Après Droits et Démocratie, Développement et Paix ?

2012/11/29 | Par Dominique Boisvert

Aux membres du Conseil national de Développement et Paix

La longue lettre par laquelle Michel Beaudin annonce sa démission du comité de théologie de Développement et Paix fournit de très importantes « pièces au dossier », particulièrement concernant la manière opaque et autocratique avec laquelle toute la crise a été, sinon « créée », du moins « gérée » par la Direction générale de Développement et Paix.

Et d'une manière très nuancée, il propose les conditions minimales nécessaires pour que cette crise très grave ne se révèle pas tout simplement fatale pour l'organisme: reprise en main de l'initiative (et du pouvoir selon la Charte de l'organisme lui-même) par l’ensemble du Conseil national (et non pas par son exécutif, et encore moins par son président); et renvoi du Directeur général actuel et de son adjointe, dont la gestion de la crise les disqualifie clairement et définitivement.

Nous avons un exemple précis et récent des conséquences d'une crise mal gérée: la disparition pure et simple de l'organisme canadien « Droits et démocratie », qui avait pourtant longtemps été un objet de fierté pour le Canada au niveau de sa présence internationale non gouvernementale, et qui, malgré cela, en quelques années à peine, a été totalement torpillé par les décisions politiques du gouvernement Harper (dans ce cas, centrées particulièrement sur la question Israël-Palestine).

Nous assistons ici à un processus similaire (malgré des différences liées à la nature catholique de l'organisme) avec la crise à Développement et Paix: prenant principalement prétexte de la question « avortement-pro-vie », le gouvernement Harper et la CECC (la responsabilité respective de chacun restant à déterminer) ont décidé une reprise en main de l'organisme qui ressemble, à plusieurs égards, à la tentative de reprise en main de Droits et démocratie.
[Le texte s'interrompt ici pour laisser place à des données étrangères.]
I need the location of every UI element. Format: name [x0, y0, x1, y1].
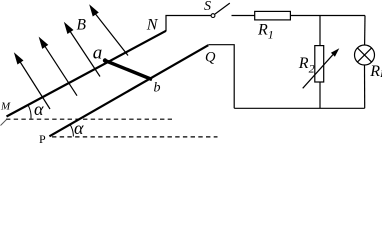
svg-text:Q: Q: [205, 49, 216, 65]
svg-text:S: S: [204, 0, 211, 14]
svg-text:α: α: [34, 99, 44, 119]
svg-text:P: P: [39, 132, 46, 143]
svg-text:α: α: [74, 118, 84, 138]
svg-text:b: b: [154, 81, 161, 96]
svg-text:M: M: [0, 100, 11, 112]
svg-text:N: N: [146, 16, 159, 33]
svg-text:a: a: [93, 43, 103, 64]
svg-text:B: B: [77, 17, 87, 34]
Avec le résultat que l'on sait.

Certes, le gouvernement Harper ne peut pas, de lui-même, abolir Développement et Paix comme il a aboli Droits et démocratie. Mais il a déjà fait sa part, grâce à la coupure majeure des fonds de l'ACDI à l'organisme et à la réorientation de plus en plus claire de sa politique de « développement » à l'étranger.

Et les évêques de la CECC, sous la pression conjuguée de Rome à l'interne et d'Ottawa à l'externe, semblent bien « plier » sous la pression, à moins qu'ils n'acquiescent eux-mêmes à ces nouvelles orientations imposées. Mais dans tous les cas, l'avenir, l'originalité et la vitalité de l'organisme sont très sérieusement en péril.
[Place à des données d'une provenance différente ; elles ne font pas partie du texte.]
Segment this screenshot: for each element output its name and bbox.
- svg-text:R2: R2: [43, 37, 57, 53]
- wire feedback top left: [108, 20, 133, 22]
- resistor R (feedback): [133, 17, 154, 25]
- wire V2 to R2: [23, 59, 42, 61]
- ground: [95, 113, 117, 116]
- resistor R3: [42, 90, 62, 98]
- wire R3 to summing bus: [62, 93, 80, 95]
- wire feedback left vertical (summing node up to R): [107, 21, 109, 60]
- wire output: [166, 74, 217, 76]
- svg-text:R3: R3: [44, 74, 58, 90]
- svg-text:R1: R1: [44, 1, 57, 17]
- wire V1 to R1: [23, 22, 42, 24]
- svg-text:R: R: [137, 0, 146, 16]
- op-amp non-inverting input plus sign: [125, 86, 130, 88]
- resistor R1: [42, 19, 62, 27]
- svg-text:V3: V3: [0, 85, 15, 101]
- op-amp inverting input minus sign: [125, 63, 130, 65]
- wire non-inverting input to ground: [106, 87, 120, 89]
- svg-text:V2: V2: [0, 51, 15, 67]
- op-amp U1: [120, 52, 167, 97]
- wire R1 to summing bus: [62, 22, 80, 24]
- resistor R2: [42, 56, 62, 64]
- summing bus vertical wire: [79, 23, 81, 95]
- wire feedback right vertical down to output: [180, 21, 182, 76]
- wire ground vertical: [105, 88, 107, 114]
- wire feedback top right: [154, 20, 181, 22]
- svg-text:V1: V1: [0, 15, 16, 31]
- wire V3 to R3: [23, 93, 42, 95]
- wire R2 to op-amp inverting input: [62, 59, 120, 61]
Si l'existence même de Développement et Paix n'est pas encore menacée dans l'immédiat, sa mission et son orientation des 45 dernières années le sont dangereusement. Et avec elles, l'appui d'une portion probablement significative de Canadiens et de Canadiennes, catholiques ou non, qui se reconnaissaient jusqu'ici dans le travail de l'organisme.

À moins d'un virage radical, lucide et courageux opéré par le Conseil national de la fin de semaine prochaine, j'ai bien peur qu'à moyen terme, d'ici quatre à cinq ans, Développement et Paix ne connaisse, de facto, le même sort, a priori totalement impensable, que Droits et démocratie.